Herdeiro de Chávez reúne multidão no último dia de campanha em Caracas

'Maré vermelha'. Chavistas estimam em 2 milhões o número dos militantes que acompanharam a despedida de Maduro dos palanques antes da eleição presidencial de domingo; opositor Capriles faz comícios finais em três Estados do interior do país

FELIPE CORAZZA , ENVIADO ESPECIAL / CARACAS, O Estado de S.Paulo

12 de abril de 2013 | 02h07

Numa das datas mais significativas para o chavismo, o presidente interino e candidato à presidência da Venezuela, Nicolás Maduro, encerrou ontem sua campanha com um comício diante de uma "maré vermelha" na capital, Caracas. No 11 de Abril, que marca o aniversário da tentativa frustrada de golpe contra Hugo Chávez em 2002, os governistas estimam ter levado cerca de 2 milhões às ruas da cidade.

Para o comício, sete avenidas da cidade foram fechadas e milhares de ônibus trouxeram partidários de todos os Estados do país. Entre os veículos, havia ônibus do Exército repletos de militantes e outras centenas de jipes e ônibus com identificação de "uso oficial". No domingo, Maduro enfrentará Henrique Capriles, da Mesa da Unidade Democrática (MUD), nas urnas.

O sucessor indicado por Chávez antes de sua morte, em 5 de março, percorreu as ruas tomadas pela multidão em um jipe. Maduro cumprimentou os militantes e agradeceu pela "chuva de povo" que o recebeu ao fim de uma campanha iniciada com a convocação de novas eleições, em razão da morte do presidente. Maduro foi recebido no palanque do comício por Diego Maradona, ídolo argentino do futebol e apoiador histórico de Chávez, Fidel e Raúl Castro. Antes de discursar, o chavista ficou ao lado do ex-jogador, que chutava bolas autografadas para o público.

Após a exibição de um vídeo de Chávez, Maduro abriu o discurso com afirmando que "a revolução continua", mesmo com "a perda física" do presidente.
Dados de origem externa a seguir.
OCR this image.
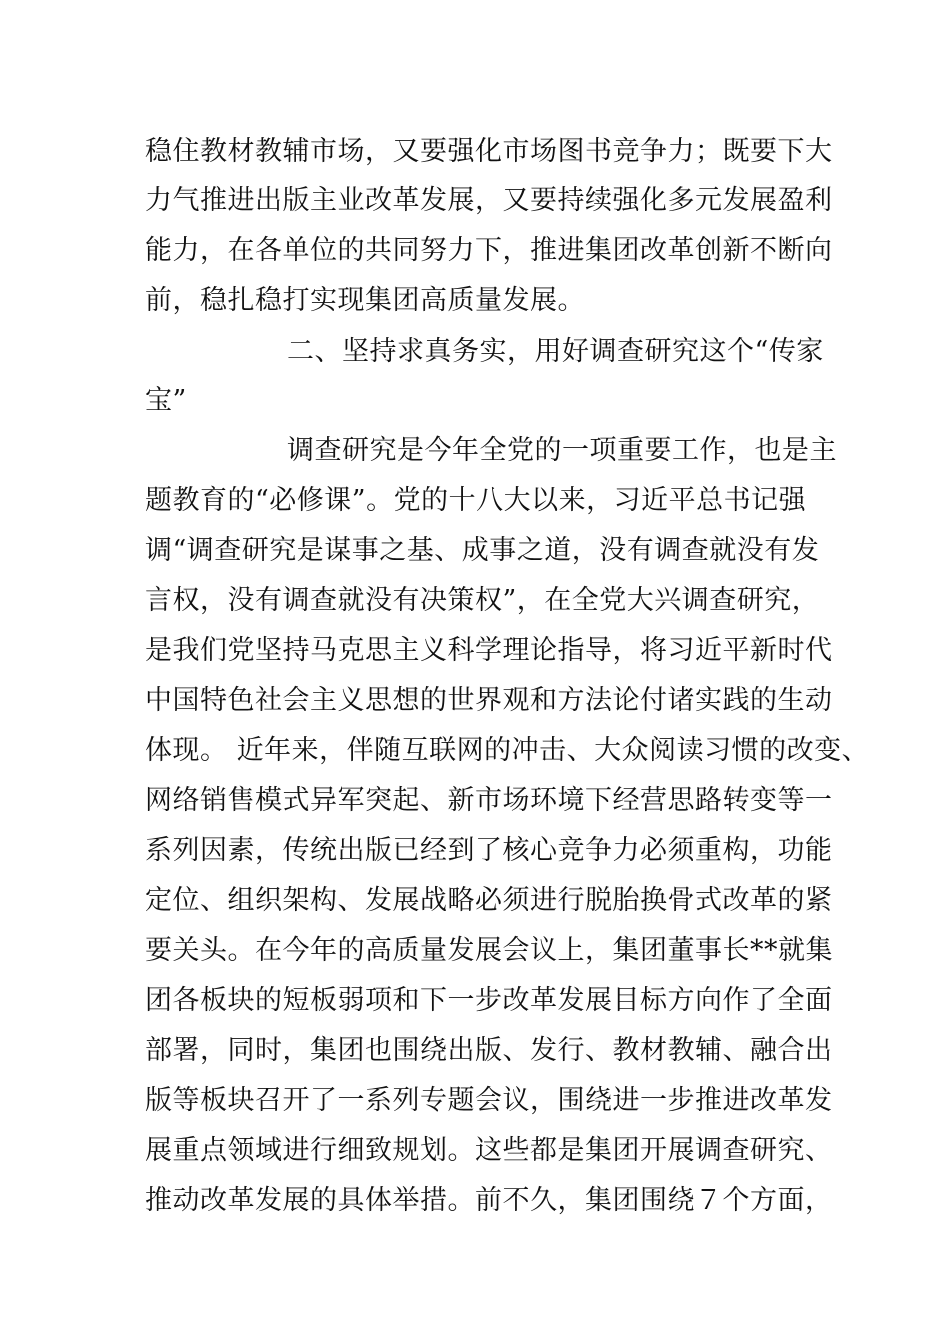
稳住教材教辅市场，又要强化市场图书竞争力；既要下大
力气推进出版主业改革发展，又要持续强化多元发展盈利
能力，在各单位的共同努力下，推进集团改革创新不断向
前，稳扎稳打实现集团高质量发展。
二、坚持求真务实，用好调查研究这个“传家
宝”
调查研究是今年全党的一项重要工作，也是主
题教育的“必修课”。党的十八大以来，习近平总书记强
调“调查研究是谋事之基、成事之道，没有调查就没有发
言权，没有调查就没有决策权”，在全党大兴调查研究，
是我们党坚持马克思主义科学理论指导，将习近平新时代
中国特色社会主义思想的世界观和方法论付诸实践的生动
体现。 近年来，伴随互联网的冲击、大众阅读习惯的改变、
网络销售模式异军突起、新市场环境下经营思路转变等一
系列因素，传统出版已经到了核心竞争力必须重构，功能
定位、组织架构、发展战略必须进行脱胎换骨式改革的紧
要关头。在今年的高质量发展会议上，集团董事长**就集
团各板块的短板弱项和下一步改革发展目标方向作了全面
部署，同时，集团也围绕出版、发行、教材教辅、融合出
版等板块召开了一系列专题会议，围绕进一步推进改革发
展重点领域进行细致规划。这些都是集团开展调查研究、
推动改革发展的具体举措。前不久，集团围绕７个方面，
Capriles começou o último dia de campanha com um comício em San Fernando, de Apure, onde prometeu um aumento de 40% para todos os salários. Em seguida, participou de outro ato com em Acarigua, no Estado de Portuguesa, afirmando que sua disputa com Maduro é uma "luta do bem contra o mal", antes de partir para Barquisimeto, em Lara.

O opositor disse ter feito toda a campanha para enviar "uma mensagem de profundo respeito" à população. Encerrou sua campanha agradecendo aos militantes pelo empenho em uma "cruzada bonita".

A polícia do Estado de Lara apreendeu cerca de 50 cartuchos de munições que, segundo as autoridades, seriam utilizadas por mercenários contratados pela oposição para criar distúrbios. A coordenação de campanha de Capriles tem rebatido sucessivas acusações chavistas de que teria a intenção de provocar tumultos.

O pouco tempo para campanha após a morte de Chávez levou a uma espécie de "reprise" da disputa de 7 de outubro, quando Chávez venceu Capriles, segundo o cientista político e filósofo Oscar Reyes. O analista disse ao Estado que a repetição também deve ocorrer nas urnas, na eleição de domingo, favorecendo Maduro. "Foi uma campanha muito curta, fulminante. Os programas se repetem, são os mesmos. Maduro diz simplesmente que vai continuar o legado de Chávez e Capriles não conseguiu apresentar nada de novo."

Segundo pesquisa publicada ontem pelo instituto Datanálises, o chavista tem 54,8% das intenções e o opositor, 45,1%, uma diferença de 9,7 pontos porcentuais. A vantagem não é a que Maduro gostaria - o presidente interino pediu que os eleitores lhe dessem pelo menos 15 pontos sobre Capriles. No entanto, a projeção do Datanálisis seria o bastante para Maduro impor-se como presidente legítimo e acalmar divisões internas no PSUV.